No longer did anything matter. Or rather, it all now mattered differently. What no longer mattered was his work, his gainful employment, the endless demanding and boring particulars of it. He had no passion for it anymore, no overweening concern. Instead he saw it simply as a job, and he did it. No longer enslaved by Etruscan crumbs or Peruvian pot shards, now when his eight hours were done, he quietly locked up his crypt and went out walking with his camera, his third intelligent eye, until he could see—that is to say, be moved so deeply by something—that he felt compell
ed to record it.
He found a great satisfaction in this, and each time his photographs were developed—a beautiful face, a body elegantly in motion, the encounter of two lovers, children imagining things—he made a large portfolio of them. In time, he showed them all to Mademoiselle Objet, who was quietly astonished by them. And when he saw the pride in her eyes as she admired his work, he felt moved once again, to photograph her. So it was that often, on a Saturday or Sunday, in the pale gray light that fell in through the high curved windows of their little house, with music playing in the background, her eyes to the sky, her hands to her cheeks, sitting, knees folded, arms wrapped around her legs, he would once again capture the soul of the lovely Mademoiselle Objet.

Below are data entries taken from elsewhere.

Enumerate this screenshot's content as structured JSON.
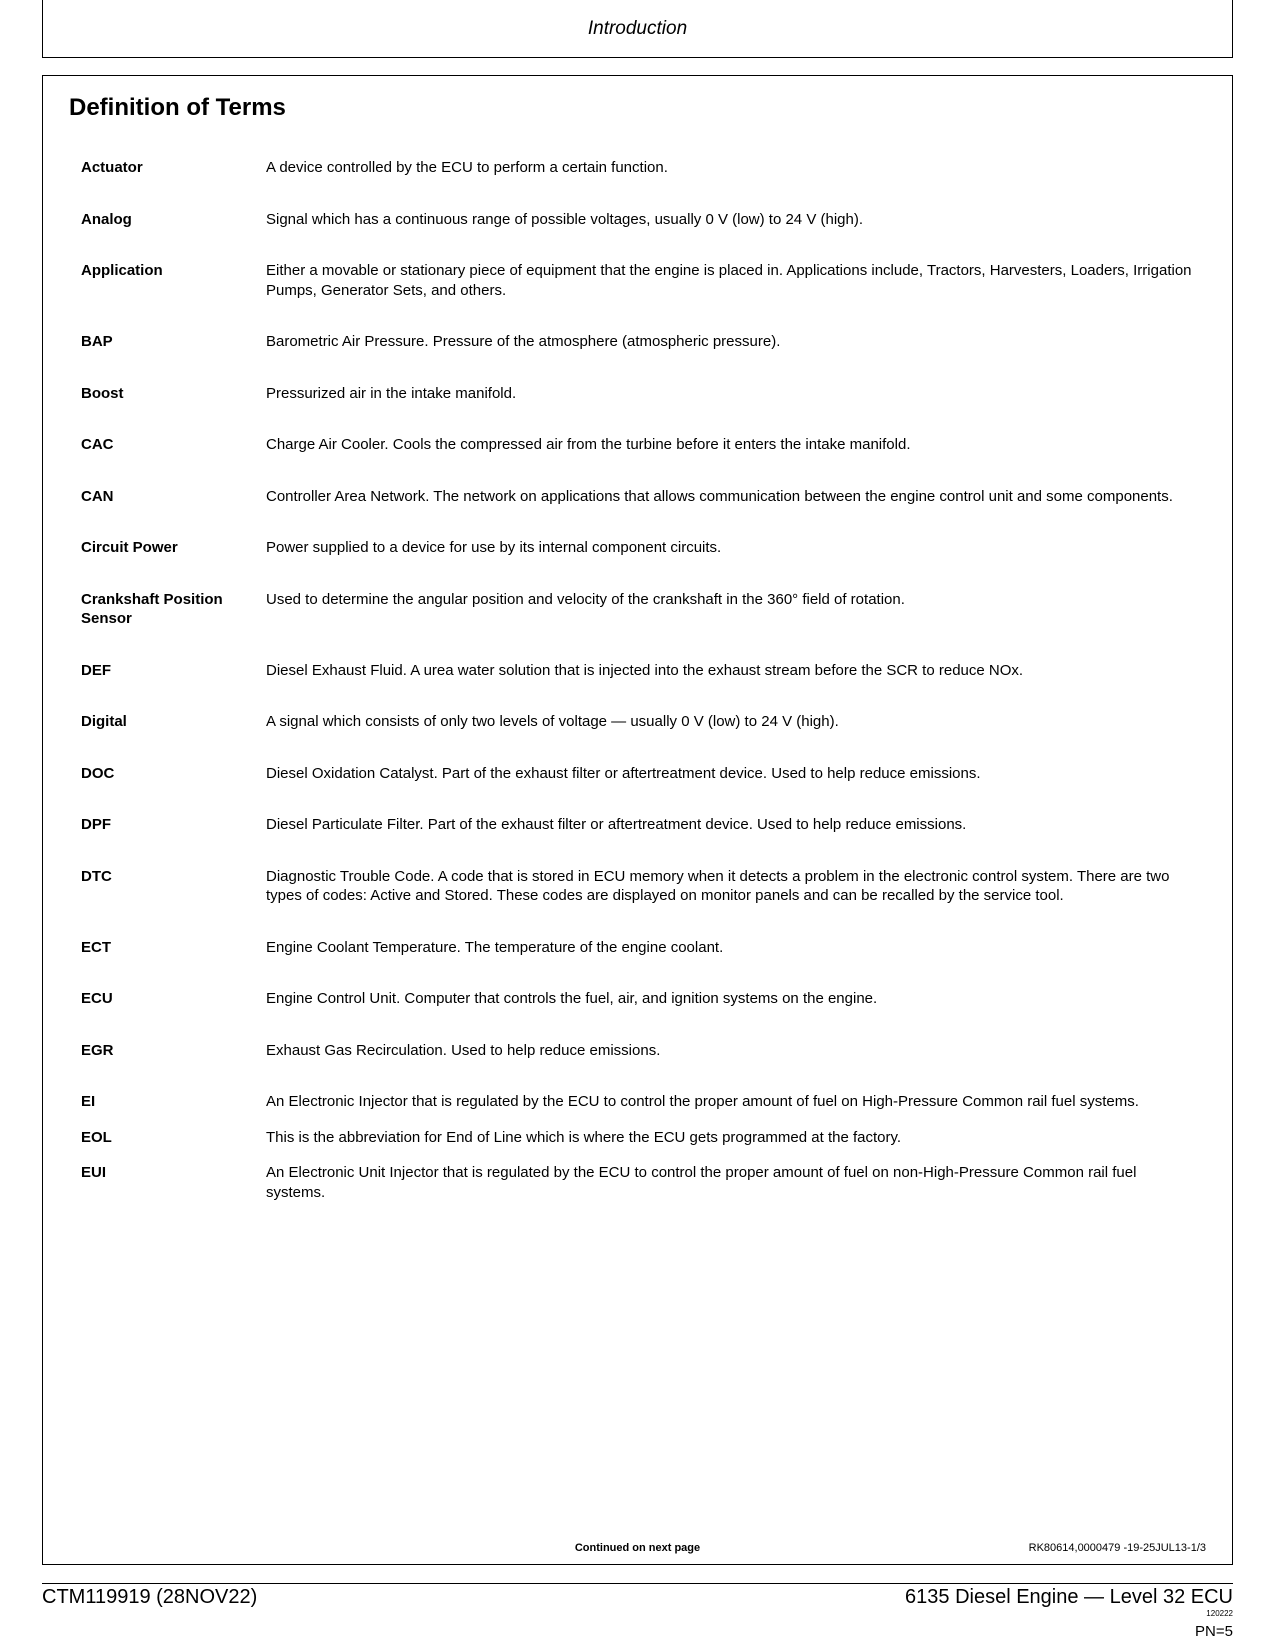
{
  "header": {
    "title": "Introduction"
  },
  "section": {
    "title": "Definition of Terms"
  },
  "definitions": [
    {
      "term": "Actuator",
      "desc": "A device controlled by the ECU to perform a certain function.",
      "spacing": "normal"
    },
    {
      "term": "Analog",
      "desc": "Signal which has a continuous range of possible voltages, usually 0 V (low) to 24 V (high).",
      "spacing": "normal"
    },
    {
      "term": "Application",
      "desc": "Either a movable or stationary piece of equipment that the engine is placed in.  Applications include, Tractors, Harvesters, Loaders, Irrigation Pumps, Generator Sets, and others.",
      "spacing": "normal"
    },
    {
      "term": "BAP",
      "desc": "Barometric Air Pressure.  Pressure of the atmosphere (atmospheric pressure).",
      "spacing": "normal"
    },
    {
      "term": "Boost",
      "desc": "Pressurized air in the intake manifold.",
      "spacing": "normal"
    },
    {
      "term": "CAC",
      "desc": "Charge Air Cooler.  Cools the compressed air from the turbine before it enters the intake manifold.",
      "spacing": "normal"
    },
    {
      "term": "CAN",
      "desc": "Controller Area Network.  The network on applications that allows communication between the engine control unit and some components.",
      "spacing": "normal"
    },
    {
      "term": "Circuit Power",
      "desc": "Power supplied to a device for use by its internal component circuits.",
      "spacing": "normal"
    },
    {
      "term": "Crankshaft Position Sensor",
      "desc": "Used to determine the angular position and velocity of the crankshaft in the 360° field of rotation.",
      "spacing": "normal"
    },
    {
      "term": "DEF",
      "desc": "Diesel Exhaust Fluid.  A urea water solution that is injected into the exhaust stream before the SCR to reduce NOx.",
      "spacing": "normal"
    },
    {
      "term": "Digital",
      "desc": "A signal which consists of only two levels of voltage — usually 0 V (low) to 24 V (high).",
      "spacing": "normal"
    },
    {
      "term": "DOC",
      "desc": "Diesel Oxidation Catalyst.  Part of the exhaust filter or aftertreatment device.  Used to help reduce emissions.",
      "spacing": "normal"
    },
    {
      "term": "DPF",
      "desc": "Diesel Particulate Filter.  Part of the exhaust filter or aftertreatment device.  Used to help reduce emissions.",
      "spacing": "normal"
    },
    {
      "term": "DTC",
      "desc": "Diagnostic Trouble Code.  A code that is stored in ECU memory when it detects a problem in the electronic control system.  There are two types of codes:  Active and Stored.  These codes are displayed on monitor panels and can be recalled by the service tool.",
      "spacing": "normal"
    },
    {
      "term": "ECT",
      "desc": "Engine Coolant Temperature.  The temperature of the engine coolant.",
      "spacing": "normal"
    },
    {
      "term": "ECU",
      "desc": "Engine Control Unit.  Computer that controls the fuel, air, and ignition systems on the engine.",
      "spacing": "normal"
    },
    {
      "term": "EGR",
      "desc": "Exhaust Gas Recirculation.  Used to help reduce emissions.",
      "spacing": "normal"
    },
    {
      "term": "EI",
      "desc": "An Electronic Injector that is regulated by the ECU to control the proper amount of fuel on High-Pressure Common rail fuel systems.",
      "spacing": "tight"
    },
    {
      "term": "EOL",
      "desc": "This is the abbreviation for End of Line which is where the ECU gets programmed at the factory.",
      "spacing": "tight"
    },
    {
      "term": "EUI",
      "desc": "An Electronic Unit Injector that is regulated by the ECU to control the proper amount of fuel on non-High-Pressure Common rail fuel systems.",
      "spacing": "normal"
    }
  ],
  "continued": {
    "label": "Continued on next page",
    "ref": "RK80614,0000479 -19-25JUL13-1/3"
  },
  "footer": {
    "left": "CTM119919 (28NOV22)",
    "right_main": "6135 Diesel Engine — Level 32 ECU",
    "right_small": "120222",
    "page_num": "PN=5"
  }
}
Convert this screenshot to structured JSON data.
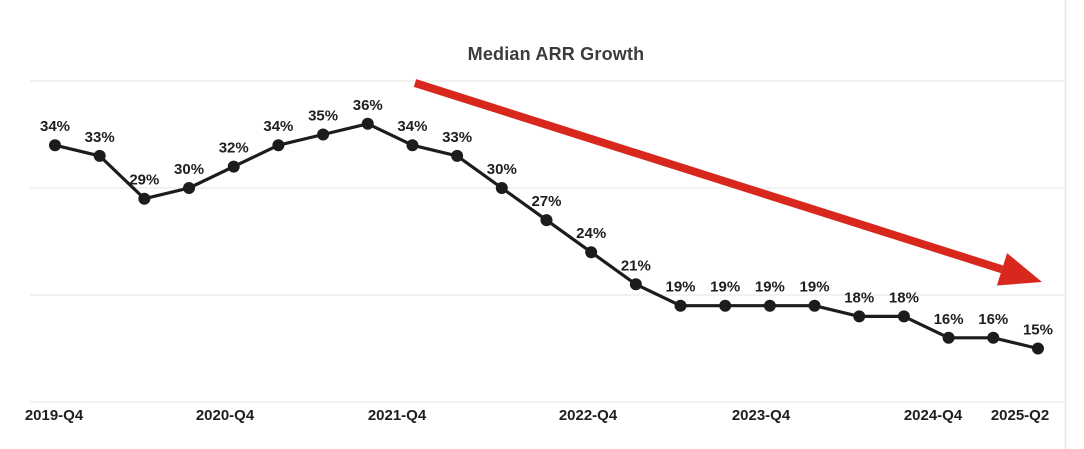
{
  "page": {
    "background": "#ffffff"
  },
  "colors": {
    "title": "#3c3c3c",
    "line": "#1c1c1c",
    "point": "#1c1c1c",
    "data_label": "#1f1f1f",
    "axis_label": "#1f1f1f",
    "grid": "#ededed",
    "right_border": "#e7e7e7",
    "arrow": "#d8281e",
    "background": "#ffffff"
  },
  "chart_data": {
    "type": "line",
    "title": "Median ARR Growth",
    "x_tick_labels": [
      "2019-Q4",
      "2020-Q4",
      "2021-Q4",
      "2022-Q4",
      "2023-Q4",
      "2024-Q4",
      "2025-Q2"
    ],
    "x_tick_point_indices": [
      0,
      4,
      8,
      12,
      16,
      20,
      22
    ],
    "series": [
      {
        "name": "Median ARR Growth",
        "values": [
          34,
          33,
          29,
          30,
          32,
          34,
          35,
          36,
          34,
          33,
          30,
          27,
          24,
          21,
          19,
          19,
          19,
          19,
          18,
          18,
          16,
          16,
          15
        ],
        "point_labels": [
          "34%",
          "33%",
          "29%",
          "30%",
          "32%",
          "34%",
          "35%",
          "36%",
          "34%",
          "33%",
          "30%",
          "27%",
          "24%",
          "21%",
          "19%",
          "19%",
          "19%",
          "19%",
          "18%",
          "18%",
          "16%",
          "16%",
          "15%"
        ]
      }
    ],
    "unit": "%",
    "ylim": [
      10,
      40
    ],
    "gridline_values": [
      40,
      30,
      20,
      10
    ],
    "grid": "horizontal-only",
    "y_axis_labels_visible": false,
    "legend_position": "none",
    "annotations": [
      {
        "type": "arrow",
        "direction": "down-right",
        "color": "#d8281e",
        "meaning": "declining trend"
      }
    ]
  }
}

Such joy did he feel in all this, such a quiet refined contentment that Mademoiselle Objet in his presence also always could feel it.
“You’re happy now, aren’t you?” she asked him one night before they went to sleep.
“Yes,” he said.
“Why are you happy?” she asked.
“Because you love me. Because you have found peace. Because from time to time I can photograph Madame Métier and sit in her presence. Because at last I have found a life’s work with meaning.” So saying, he reached out beneath the soft blankets and sheets and took hold of her hand. Then, blissfully, holding her pretty hand, he fell asleep.
CHAPTER 9
Madame Métier Confesses
Basking in Mademoiselle Objet’s new peacefulness, Madame Métier became more organized. Now every morning she came in on time to the workroom. Each day she had sort of a plan, an overview of what needed to be done. Rather than always running off, disappearing at noon in her red bathing suit, she attended to her work. She could attend to her work, she knew, because in the background hours after work, she was enjoying Monsieur L’Ange—walking and talking, waking and sleeping, making love with him.